Настроение есть, но такое, что прям щас ложись и помри. С надеждой думаю о надписи на флакончике: "А, может, действительно яд?" Видимо, не я один - все (кроме счастливого одухотворенного Бори) разглядывают мензурку и начинают преломлять хлеба и отхлебывать особенно рьяно. Отломили от куличика, помяли пальцами, сунули в пасти, схлопнули челюсти. Попав в черствую утробу, сдобный мякиш мгновенно превращается в царапающую небо сухую корку. Давясь, глотаем до спазм в горле, продираем хлебного ежа по пищеводу, сопровождая слезами торопливо подгоняем его "боярышником", отдуваясь, молчим дальше. Сидим, жуем и плачем. Все слез стесняются. Аннатолий всё делает вид, что воюет с соринкой в глазу, поочередно в обоих. Димитрий набегающие слезинки с морщинистой щеки ловит языком. Я вообще отвернулся в сторону - интереснейшие там пейзажи. Только вдруг раскисший шатающийся Борька, всхипывает вслух и все стыдливо пытается счистить о штанину прилипшие к калоше пестрые куличевые конфетюшки. 

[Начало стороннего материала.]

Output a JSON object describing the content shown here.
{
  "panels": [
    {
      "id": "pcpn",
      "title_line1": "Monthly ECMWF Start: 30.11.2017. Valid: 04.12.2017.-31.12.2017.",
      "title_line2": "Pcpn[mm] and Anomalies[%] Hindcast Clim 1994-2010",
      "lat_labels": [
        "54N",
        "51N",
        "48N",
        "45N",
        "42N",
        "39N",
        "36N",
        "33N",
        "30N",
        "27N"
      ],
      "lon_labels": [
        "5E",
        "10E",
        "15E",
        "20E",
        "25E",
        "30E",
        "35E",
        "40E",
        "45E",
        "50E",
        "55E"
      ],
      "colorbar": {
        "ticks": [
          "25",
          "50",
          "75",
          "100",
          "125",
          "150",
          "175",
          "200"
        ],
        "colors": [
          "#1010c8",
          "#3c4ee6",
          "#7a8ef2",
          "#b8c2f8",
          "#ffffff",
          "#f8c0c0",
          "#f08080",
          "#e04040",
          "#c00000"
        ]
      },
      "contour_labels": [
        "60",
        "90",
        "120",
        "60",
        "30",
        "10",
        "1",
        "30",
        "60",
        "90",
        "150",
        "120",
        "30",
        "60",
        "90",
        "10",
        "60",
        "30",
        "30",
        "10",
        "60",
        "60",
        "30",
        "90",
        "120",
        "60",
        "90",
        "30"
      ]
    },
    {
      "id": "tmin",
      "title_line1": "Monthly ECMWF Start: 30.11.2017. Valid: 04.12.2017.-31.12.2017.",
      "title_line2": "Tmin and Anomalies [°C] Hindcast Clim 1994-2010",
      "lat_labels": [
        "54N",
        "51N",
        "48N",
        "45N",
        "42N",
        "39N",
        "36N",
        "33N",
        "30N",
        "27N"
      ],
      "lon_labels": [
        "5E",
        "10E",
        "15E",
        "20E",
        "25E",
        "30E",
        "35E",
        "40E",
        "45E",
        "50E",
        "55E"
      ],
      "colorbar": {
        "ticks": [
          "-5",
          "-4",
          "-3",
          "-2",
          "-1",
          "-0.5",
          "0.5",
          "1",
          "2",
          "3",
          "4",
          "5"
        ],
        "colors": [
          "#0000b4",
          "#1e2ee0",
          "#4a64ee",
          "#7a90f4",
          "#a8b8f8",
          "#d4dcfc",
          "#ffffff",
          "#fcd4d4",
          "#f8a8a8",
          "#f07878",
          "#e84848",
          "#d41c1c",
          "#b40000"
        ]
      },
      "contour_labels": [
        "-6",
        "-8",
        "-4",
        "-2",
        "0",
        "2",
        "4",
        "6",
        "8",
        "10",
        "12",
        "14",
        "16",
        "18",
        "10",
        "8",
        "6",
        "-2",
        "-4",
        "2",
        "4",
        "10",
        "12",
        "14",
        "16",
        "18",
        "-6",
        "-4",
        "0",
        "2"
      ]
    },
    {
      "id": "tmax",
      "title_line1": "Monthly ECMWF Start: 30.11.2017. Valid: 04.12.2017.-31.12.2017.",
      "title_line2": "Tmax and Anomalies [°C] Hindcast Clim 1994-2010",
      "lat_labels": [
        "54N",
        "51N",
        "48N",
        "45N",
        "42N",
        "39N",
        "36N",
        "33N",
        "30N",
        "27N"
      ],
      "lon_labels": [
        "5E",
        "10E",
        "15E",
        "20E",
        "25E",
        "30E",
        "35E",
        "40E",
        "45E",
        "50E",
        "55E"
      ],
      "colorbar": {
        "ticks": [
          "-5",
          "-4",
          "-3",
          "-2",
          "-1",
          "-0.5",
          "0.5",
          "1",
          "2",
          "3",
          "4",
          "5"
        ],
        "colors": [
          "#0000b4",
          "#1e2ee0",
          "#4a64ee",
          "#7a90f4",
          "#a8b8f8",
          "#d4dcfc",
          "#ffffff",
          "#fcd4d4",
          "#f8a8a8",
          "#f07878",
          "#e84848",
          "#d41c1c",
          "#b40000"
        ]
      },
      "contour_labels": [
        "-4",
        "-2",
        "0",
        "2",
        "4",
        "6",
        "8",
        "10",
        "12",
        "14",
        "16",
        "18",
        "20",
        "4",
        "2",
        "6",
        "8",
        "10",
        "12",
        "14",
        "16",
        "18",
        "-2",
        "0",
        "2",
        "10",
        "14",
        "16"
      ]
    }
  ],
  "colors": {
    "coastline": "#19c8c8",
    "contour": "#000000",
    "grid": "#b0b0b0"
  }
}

Зазвонило, согнав стаю с дерев.

Из церкви повалили бабы в белых платках и редкие, как луковицы в ромашках, простоволосые мужики. Потянулись в разные стороны, больше всего по нашему перекрестку. Сердитые тетки разобрали за руки, словно детей из детсада, мужей - моих собутыльников. Сижу один. За спиной руки в боки вышла погреться молодящаяся продавщица и цокает игриво каблучком об косяк своей кибитки. Ничего святого, ****ь! Постояла с минуту, фыркнула досадливо и хлопнула дверцей. Шевелящимся чертовым хвостом из церковной калитки старухи. Попадья за последней запирает дверцу на цепь и бежит к себе через двор в предвкушении облизываясь. Старые кошёлки разбредаются на четыре стороны, больше всего опять по перекрестку. Не смотрю на них, не люблю старух. Бабушки нашего детства и старухи нашей зрелости - морфологически разные создания. Опустил нос поглубже в воротник, сжал покрепче пустой "боярышник", сейчас пройдет процессия, выжду и тож домой.

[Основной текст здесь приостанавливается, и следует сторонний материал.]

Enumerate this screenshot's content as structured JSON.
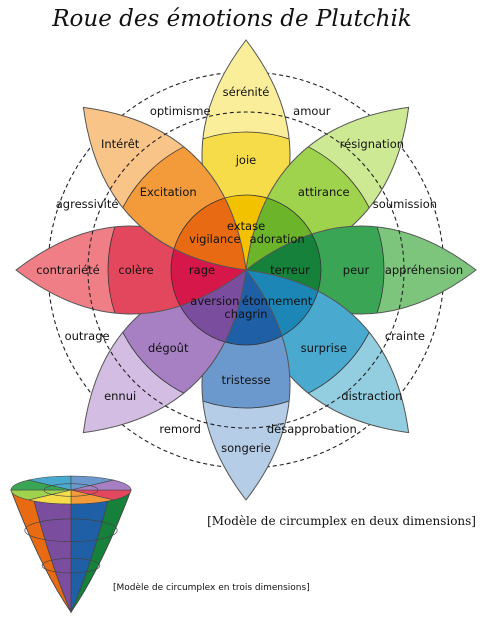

Как-то резко сменился ветер, забросал меня грязными бумажками, пыльным языком сунулся в рожу, ледяными пальцами за шиворот и отвороты брюк, затрепетал краями забытого на дороге Борькой платка со сдавленным куличем. Выхолодил легкие, осушил слезы, но не согнал истому и тоску. Сижу, скукожившись, разглядываю этот мятущийся клочок ситца у своих подошв.

Вдруг две из шедших остановились надо мной, глаз не поднимаю, но по теням вижу - поклонились... мне!... и на Борькин платок у моих ног кладут по ржавому, крашенному луковой шелухой, яичку. И пошло, и прорвало... Чуть не каждая вторая из бредущих богомолок, подходила и клала. Склоняясь и поднимаясь над моим захолодившимся затылком. То яичко, то куличик.

И крестят меня, крестят... И доброхотные кресты эти как обухом по голове, как дрыном по суставам, корчит меня, выворачивает, распинает, трещат кости, скрипят под ударами сморщенных перстов плечи, лоб, пуп! А пошевелиться сил нет. Глаз не поднять, и в сторону не отвесть. Только сиди и разглядывай чередующиеся старушечьи калоши, "прощайки", валенки, да обтрепанные снизу черные подолы. И еще белую витую трещину по скорлупе одного из коричневых яиц.

Год шли мимо меня болезные, или два. Черт разберет. Время исчислялось подачками, а не минутами. На платке куриных катышей с десяток и крошеных хлебных ломтей немало. Меня иссушило, вызнобило, напугало до втянувшейся в пах мошенки. Убило напрочь. Отошли... Никто не видел? Вроде нет. Никто. Да только, кроме меня самого, да еще одного - Того, сверху! Стыд-то! Совестно! Больно...

Поглядел снова на этикетку. Да... Это во-внутрь принимать опасно. Закинул памфурик в размохнатившуюся "зайчиками" вербу, аккуратно собрал платочек с "добычей" в узелок и пошел домой... воскресать.